This study specifically chose to test two pasteurization systems in exactly the same way that they are conducted in routine practice. This is therefore a limitation in the F-FH system, since temperature monitoring of the process involves placing the temperature probe in a bottle of water and monitoring the heating curve in water as a proxy for human milk. Therefore, accurate heating curves for F-FH human milk are not available. Additionally, the location of the probe in the liquid can change temperature readings substantially; these changes in location were not controlled for in the Holder and F-FH methods and, subsequently, accuracy of the temperature data could be affected. Optimal temperature curves delineating specific time/temperature parameters for human milk pasteurization are yet to be defined and this remains a critical gap in the field. As per normal procedures in human milk banking, the donor milk samples were subjected to several freeze/thaw cycles. Additionally, as part of standard laboratory procedures, the samples taken for laboratory assay also had to undergo a freeze/thaw cycle.
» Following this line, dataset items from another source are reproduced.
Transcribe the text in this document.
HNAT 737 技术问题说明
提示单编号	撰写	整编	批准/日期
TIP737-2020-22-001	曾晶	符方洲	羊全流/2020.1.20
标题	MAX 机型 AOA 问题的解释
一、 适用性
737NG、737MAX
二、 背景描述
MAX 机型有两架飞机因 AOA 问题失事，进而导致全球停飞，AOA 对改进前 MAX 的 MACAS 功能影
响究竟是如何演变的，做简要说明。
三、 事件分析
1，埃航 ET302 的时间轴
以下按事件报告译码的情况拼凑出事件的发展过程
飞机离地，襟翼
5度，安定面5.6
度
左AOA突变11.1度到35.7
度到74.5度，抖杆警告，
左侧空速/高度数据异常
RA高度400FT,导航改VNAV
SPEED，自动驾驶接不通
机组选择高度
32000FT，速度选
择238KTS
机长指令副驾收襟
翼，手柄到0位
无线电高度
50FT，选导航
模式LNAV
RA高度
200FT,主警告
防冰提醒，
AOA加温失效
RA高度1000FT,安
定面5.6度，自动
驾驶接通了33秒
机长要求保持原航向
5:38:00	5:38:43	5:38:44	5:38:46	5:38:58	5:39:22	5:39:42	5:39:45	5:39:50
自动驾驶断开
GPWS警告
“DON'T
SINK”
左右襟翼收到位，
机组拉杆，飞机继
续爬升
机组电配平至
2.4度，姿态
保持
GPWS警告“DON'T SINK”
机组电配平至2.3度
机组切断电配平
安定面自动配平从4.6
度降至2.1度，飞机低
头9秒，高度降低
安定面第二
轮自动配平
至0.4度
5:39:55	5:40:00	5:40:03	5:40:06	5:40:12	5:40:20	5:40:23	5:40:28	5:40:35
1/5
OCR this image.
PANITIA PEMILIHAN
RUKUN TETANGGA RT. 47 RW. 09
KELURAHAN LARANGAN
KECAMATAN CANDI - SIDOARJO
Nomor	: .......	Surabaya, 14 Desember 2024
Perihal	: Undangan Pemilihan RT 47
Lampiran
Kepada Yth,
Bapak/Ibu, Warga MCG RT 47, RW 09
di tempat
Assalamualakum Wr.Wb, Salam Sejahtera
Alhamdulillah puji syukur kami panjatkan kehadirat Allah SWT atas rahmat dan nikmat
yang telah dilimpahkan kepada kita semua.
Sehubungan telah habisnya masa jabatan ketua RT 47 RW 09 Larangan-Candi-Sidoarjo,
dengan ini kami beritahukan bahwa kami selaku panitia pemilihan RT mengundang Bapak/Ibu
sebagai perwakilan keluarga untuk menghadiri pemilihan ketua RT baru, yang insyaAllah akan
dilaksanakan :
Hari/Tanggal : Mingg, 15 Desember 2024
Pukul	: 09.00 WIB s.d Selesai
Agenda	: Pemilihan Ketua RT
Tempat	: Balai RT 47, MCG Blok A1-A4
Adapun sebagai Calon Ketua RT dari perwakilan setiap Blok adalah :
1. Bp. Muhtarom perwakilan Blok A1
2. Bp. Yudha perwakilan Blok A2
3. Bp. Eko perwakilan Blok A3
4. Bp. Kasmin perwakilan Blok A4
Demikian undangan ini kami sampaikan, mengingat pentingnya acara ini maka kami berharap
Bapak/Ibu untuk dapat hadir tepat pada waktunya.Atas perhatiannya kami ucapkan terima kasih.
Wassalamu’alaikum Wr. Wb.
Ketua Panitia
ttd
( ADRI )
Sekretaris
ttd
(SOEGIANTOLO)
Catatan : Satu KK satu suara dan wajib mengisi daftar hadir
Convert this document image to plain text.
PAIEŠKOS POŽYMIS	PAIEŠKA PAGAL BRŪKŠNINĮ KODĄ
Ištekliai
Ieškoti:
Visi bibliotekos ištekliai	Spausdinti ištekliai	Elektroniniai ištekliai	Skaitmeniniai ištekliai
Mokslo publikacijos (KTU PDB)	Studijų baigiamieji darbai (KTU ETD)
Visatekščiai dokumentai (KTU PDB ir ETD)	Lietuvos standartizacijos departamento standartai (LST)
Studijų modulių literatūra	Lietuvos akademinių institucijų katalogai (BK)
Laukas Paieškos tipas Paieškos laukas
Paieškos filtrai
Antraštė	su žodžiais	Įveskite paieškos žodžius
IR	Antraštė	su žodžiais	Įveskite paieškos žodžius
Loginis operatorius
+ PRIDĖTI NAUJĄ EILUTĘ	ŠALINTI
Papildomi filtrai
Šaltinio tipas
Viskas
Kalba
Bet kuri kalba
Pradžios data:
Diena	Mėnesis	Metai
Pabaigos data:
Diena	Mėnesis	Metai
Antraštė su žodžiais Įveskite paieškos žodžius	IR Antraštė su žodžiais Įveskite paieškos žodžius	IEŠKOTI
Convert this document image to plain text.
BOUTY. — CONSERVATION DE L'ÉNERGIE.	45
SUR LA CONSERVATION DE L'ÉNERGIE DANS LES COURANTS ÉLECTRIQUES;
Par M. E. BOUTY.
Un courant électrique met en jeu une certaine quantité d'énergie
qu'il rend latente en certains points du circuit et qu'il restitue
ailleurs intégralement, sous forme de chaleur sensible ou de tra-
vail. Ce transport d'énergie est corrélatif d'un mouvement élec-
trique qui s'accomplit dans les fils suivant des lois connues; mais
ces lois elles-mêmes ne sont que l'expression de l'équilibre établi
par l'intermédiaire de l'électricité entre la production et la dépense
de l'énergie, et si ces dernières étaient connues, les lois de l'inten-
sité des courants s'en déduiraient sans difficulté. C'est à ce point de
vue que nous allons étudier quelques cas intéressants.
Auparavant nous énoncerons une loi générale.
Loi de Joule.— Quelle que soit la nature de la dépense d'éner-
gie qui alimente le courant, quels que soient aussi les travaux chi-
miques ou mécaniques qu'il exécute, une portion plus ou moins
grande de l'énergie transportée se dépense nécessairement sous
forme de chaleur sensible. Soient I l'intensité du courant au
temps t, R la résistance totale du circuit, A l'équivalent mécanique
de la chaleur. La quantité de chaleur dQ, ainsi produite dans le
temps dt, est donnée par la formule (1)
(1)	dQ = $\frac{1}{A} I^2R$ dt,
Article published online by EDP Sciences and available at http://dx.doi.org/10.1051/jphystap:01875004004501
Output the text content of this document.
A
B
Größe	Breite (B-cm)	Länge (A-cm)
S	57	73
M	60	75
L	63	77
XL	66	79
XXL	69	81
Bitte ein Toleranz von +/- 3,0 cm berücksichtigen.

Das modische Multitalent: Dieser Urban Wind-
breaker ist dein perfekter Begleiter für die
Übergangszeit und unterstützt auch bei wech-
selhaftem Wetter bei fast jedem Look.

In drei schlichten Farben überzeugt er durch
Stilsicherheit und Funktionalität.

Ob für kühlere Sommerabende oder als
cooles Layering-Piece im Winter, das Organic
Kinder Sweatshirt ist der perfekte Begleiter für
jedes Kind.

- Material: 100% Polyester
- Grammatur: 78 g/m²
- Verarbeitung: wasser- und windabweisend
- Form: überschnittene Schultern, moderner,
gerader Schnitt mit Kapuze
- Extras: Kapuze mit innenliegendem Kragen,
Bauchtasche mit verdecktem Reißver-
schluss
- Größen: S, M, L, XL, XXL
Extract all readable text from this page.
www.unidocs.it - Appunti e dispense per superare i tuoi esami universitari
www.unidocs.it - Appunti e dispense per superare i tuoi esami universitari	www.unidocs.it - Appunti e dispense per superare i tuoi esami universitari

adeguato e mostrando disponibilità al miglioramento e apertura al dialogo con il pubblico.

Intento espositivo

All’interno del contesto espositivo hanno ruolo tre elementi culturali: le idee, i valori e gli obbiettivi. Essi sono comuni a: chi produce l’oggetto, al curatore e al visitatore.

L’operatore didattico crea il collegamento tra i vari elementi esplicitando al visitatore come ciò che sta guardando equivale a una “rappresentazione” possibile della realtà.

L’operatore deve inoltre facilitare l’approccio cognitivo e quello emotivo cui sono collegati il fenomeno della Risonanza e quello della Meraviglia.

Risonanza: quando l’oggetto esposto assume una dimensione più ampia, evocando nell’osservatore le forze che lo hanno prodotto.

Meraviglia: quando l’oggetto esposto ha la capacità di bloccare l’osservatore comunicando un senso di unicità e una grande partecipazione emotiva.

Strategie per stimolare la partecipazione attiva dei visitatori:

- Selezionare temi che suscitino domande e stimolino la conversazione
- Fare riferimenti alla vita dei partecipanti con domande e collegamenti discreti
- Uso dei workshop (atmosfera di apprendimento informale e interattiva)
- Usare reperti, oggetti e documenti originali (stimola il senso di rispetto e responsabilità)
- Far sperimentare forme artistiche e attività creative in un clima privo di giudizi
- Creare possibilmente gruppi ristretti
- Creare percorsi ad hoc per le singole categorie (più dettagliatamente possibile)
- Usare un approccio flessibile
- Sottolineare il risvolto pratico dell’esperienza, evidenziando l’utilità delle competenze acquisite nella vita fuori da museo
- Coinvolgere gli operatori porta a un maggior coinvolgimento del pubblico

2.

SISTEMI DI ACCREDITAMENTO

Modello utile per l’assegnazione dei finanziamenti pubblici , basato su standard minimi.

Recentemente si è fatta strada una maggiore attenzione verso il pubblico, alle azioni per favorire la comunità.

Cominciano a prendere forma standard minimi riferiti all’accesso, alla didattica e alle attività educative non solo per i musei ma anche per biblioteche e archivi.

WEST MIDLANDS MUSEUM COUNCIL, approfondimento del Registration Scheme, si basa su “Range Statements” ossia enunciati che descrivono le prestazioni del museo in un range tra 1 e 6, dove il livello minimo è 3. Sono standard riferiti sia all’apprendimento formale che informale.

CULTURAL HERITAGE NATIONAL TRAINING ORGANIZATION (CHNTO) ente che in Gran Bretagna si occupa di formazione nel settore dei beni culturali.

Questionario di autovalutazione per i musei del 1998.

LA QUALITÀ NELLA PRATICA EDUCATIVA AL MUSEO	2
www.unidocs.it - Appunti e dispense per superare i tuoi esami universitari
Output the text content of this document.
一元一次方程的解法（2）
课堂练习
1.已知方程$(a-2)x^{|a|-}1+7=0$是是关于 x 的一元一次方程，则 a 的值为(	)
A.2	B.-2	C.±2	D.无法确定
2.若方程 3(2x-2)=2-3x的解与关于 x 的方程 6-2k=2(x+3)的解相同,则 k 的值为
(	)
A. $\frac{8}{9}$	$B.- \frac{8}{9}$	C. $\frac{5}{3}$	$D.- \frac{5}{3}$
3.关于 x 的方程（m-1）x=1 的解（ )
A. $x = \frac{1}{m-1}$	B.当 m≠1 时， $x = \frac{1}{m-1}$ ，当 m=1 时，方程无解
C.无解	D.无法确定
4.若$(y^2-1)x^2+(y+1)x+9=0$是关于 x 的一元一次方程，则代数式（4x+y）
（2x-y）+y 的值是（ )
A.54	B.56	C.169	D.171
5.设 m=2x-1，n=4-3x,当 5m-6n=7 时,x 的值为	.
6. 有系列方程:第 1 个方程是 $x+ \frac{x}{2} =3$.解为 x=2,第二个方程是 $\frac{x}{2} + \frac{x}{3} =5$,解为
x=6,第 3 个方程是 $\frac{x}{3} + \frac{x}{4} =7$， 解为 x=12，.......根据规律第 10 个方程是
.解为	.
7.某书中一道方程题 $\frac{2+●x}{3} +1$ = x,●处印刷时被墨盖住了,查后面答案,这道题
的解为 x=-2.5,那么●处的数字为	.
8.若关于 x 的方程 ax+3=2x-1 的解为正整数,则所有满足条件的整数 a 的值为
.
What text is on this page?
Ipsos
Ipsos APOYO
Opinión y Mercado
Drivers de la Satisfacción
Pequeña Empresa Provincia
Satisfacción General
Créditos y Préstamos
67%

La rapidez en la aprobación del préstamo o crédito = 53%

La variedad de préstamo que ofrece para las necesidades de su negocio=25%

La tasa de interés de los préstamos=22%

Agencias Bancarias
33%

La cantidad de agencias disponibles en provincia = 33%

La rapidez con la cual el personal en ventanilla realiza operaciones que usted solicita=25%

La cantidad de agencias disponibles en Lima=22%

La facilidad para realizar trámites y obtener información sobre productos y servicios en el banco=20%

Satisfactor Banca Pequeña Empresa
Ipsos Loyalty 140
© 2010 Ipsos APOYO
While this likely had some effect on the protein structure of the immune components, all samples (including the controls) were subjected to the same freeze/thaw cycles, and therefore any changes seen were probably due to the pasteurization process. The long-term storage of frozen samples before assaying for immune components could also have affected the results seen. However, controls and pasteurized samples were always processed simultaneously; therefore, any possible destruction due to long-term frozen storage would be uniform across the groups. Additionally, a study has previously shown that long-term storage of milk samples at −70 °C did not result in a significant decrease in proteins, secretory IgA or lactoferrin [47].

7. Conclusions

Ensuring that donor human milk is safe from pathogens and provides immune protection to vulnerable infants is a complex balance between heating milk high enough to destroy bacteria but not too high to reduce immune components substantially. Our finding that slight changes in heating methodology result in significant changes in the retention of human milk components is an important one. Simple pasteurization devices are needed to ensure the feasibility of setting up and running small-scale human milk banks for increased access to donor human milk. As such, F-FH remains a valuable resource for providing safe human milk for vulnerable infants in resource-limited settings and continuing the optimization of the device is important to align with safety data. Research and resources are needed in this area to improve the quality of donor human milk and to ensure maximum protection is provided to recipient infants. Naicker et al. reported the safety of FoneAstra by reducing the number of bacteria present to below the limit of detection [46]. Despite the partial destruction of IgA and lysozyme and lactoferrin activity reported here, some benefit from these immune components will still be available for infants, as none of these components were completely destroyed. The benefit of receiving pasteurized human milk compared to formula outweighs the partial destruction of these immune components. Our simultaneous work (reported separately) on the effect of pasteurization on human milk oligosaccharides showed F-FH to retain oligosaccharides. This is important as oligosaccharides make up a large portion of human milk, and apart from their nutritional value they have recently been demonstrated to have a wide variety of immune effects on infants, including blocking bacterial infection in the gut and acting as a prebiotic for healthy gut microbiota to flourish [2,3].
In conclusion, despite two immune components (IgA and lactoferrin) being negatively impacted, a further four components (IL-10, IL-8, lysozyme, and oligosaccharides) were unaffected or minimally affected. On a balance of scale of weighing the benefits of low cost, feasibility, safety and minimum destruction of immune components, F-FH remains a valuable resource in low-income countries for pasteurizing human milk, potentially saving infants’ lives.

Acknowledgments

We would like to thank the anonymous mothers for their human milk donations. We would also like to thank the staff of Anna Coutsoudis’ laboratory for their assistance with pasteurization of samples. Sample processing was sponsored through PATH, who received a grant from Grand Challenges Explorations, an initiative of the Bill & Melinda Gates Foundation, OPP1097233. Brodie Daniels is supported by a Postdoctoral Fellowship from the College of Health Sciences, University of KwaZulu-Natal.

Author Contributions

B.D., A.C., I.K.B. and K.A.M. were responsible for the concept and design of the study. B.D., A.C., K.I.B., K.A.M., S.S. and T.K. were responsible for the acquisition, analysis and interpretation of data. B.D. and A.C. were responsible for drafting the article. B.D., A.C., K.I.B., K.A.M. and S.S. were responsible for revising the article critically for intellectual content. All authors gave final approval of the final version to be published.

Conflicts of interest

The authors have no conflicts of interest to declare.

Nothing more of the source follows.